U.S. Circuit Judge Carolyn King, a Democratic appointee who did not speak during July oral arguments, dissented, writing that the individual mandate is not a command because the penalty was reduced to $0.
"Without any enforcement mechanism to speak of, questions about the legality of the individual 'mandate' are purely academic, and people can purchase insurance—or not—as they please. No more need be said," she wrote.
King also disagreed with the majority over whether the Republicans, Democrats or individual plaintiffs had standing to challenge the ACA. While she wrote that no parties had standing to sue, the two-judge majority ruled that all parties were properly before the court.

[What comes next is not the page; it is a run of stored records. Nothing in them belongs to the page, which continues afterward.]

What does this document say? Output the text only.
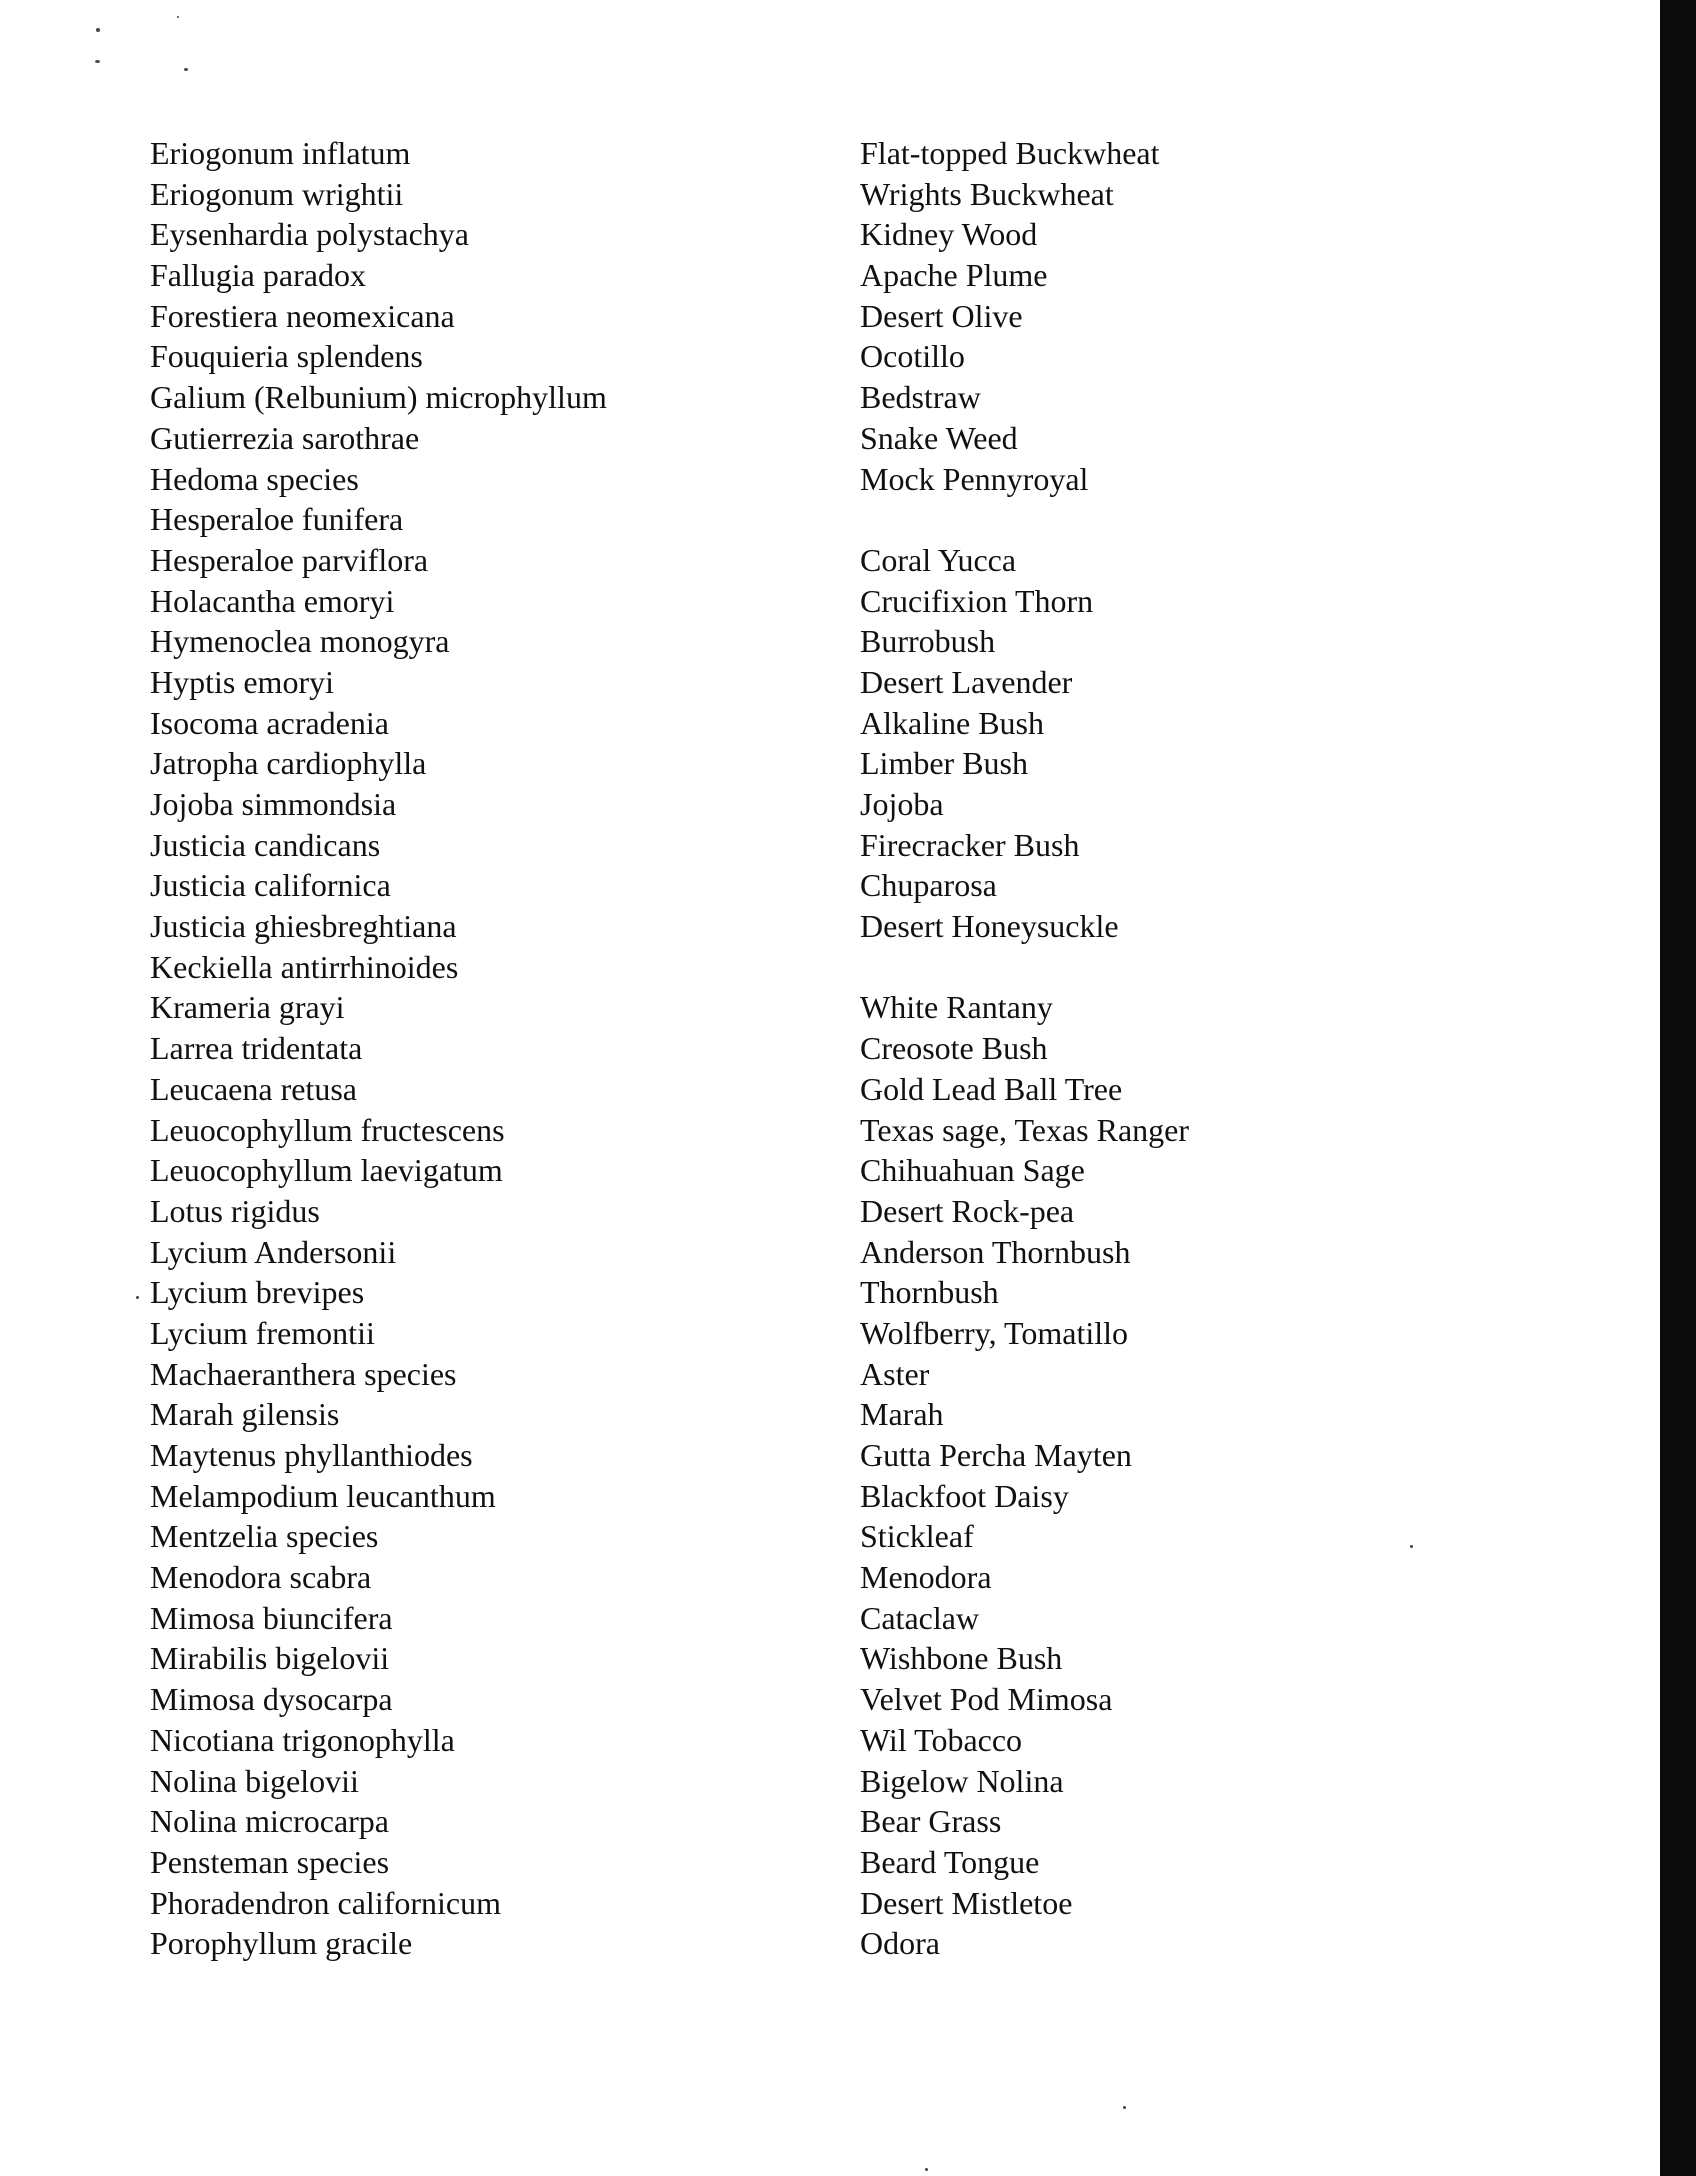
Eriogonum inflatum	Flat-topped Buckwheat
Eriogonum wrightii	Wrights Buckwheat
Eysenhardia polystachya	Kidney Wood
Fallugia paradox	Apache Plume
Forestiera neomexicana	Desert Olive
Fouquieria splendens	Ocotillo
Galium (Relbunium) microphyllum	Bedstraw
Gutierrezia sarothrae	Snake Weed
Hedoma species	Mock Pennyroyal
Hesperaloe funifera
Hesperaloe parviflora	Coral Yucca
Holacantha emoryi	Crucifixion Thorn
Hymenoclea monogyra	Burrobush
Hyptis emoryi	Desert Lavender
Isocoma acradenia	Alkaline Bush
Jatropha cardiophylla	Limber Bush
Jojoba simmondsia	Jojoba
Justicia candicans	Firecracker Bush
Justicia californica	Chuparosa
Justicia ghiesbreghtiana	Desert Honeysuckle
Keckiella antirrhinoides
Krameria grayi	White Rantany
Larrea tridentata	Creosote Bush
Leucaena retusa	Gold Lead Ball Tree
Leuocophyllum fructescens	Texas sage, Texas Ranger
Leuocophyllum laevigatum	Chihuahuan Sage
Lotus rigidus	Desert Rock-pea
Lycium Andersonii	Anderson Thornbush
Lycium brevipes	Thornbush
Lycium fremontii	Wolfberry, Tomatillo
Machaeranthera species	Aster
Marah gilensis	Marah
Maytenus phyllanthiodes	Gutta Percha Mayten
Melampodium leucanthum	Blackfoot Daisy
Mentzelia species	Stickleaf
Menodora scabra	Menodora
Mimosa biuncifera	Cataclaw
Mirabilis bigelovii	Wishbone Bush
Mimosa dysocarpa	Velvet Pod Mimosa
Nicotiana trigonophylla	Wil Tobacco
Nolina bigelovii	Bigelow Nolina
Nolina microcarpa	Bear Grass
Pensteman species	Beard Tongue
Phoradendron californicum	Desert Mistletoe
Porophyllum gracile	Odora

President Donald Trump cheered the ruling.
"Today's decision in Texas v. Azar is a win for all Americans and confirms what I have said all along: that the individual mandate, by far the worst element of Obamacare, is unconstitutional," he said in a statement.
He took the opportunity to slam "radical" healthcare changes proposed by Democratic lawmakers and promised to protect individuals with pre-existing health conditions, even though the lawsuit that would strip those protections should O'Connor again rule the entire ACA invalid.
At least one Republican senator seemed skeptical those protections would remain untouched.
"I think we ought to go ahead and pass something to make sure that even if it's declared unconstitutional, we protect pre-existing conditions," Sen. Rick Scott (R-Fla.) said in the wake of the decision.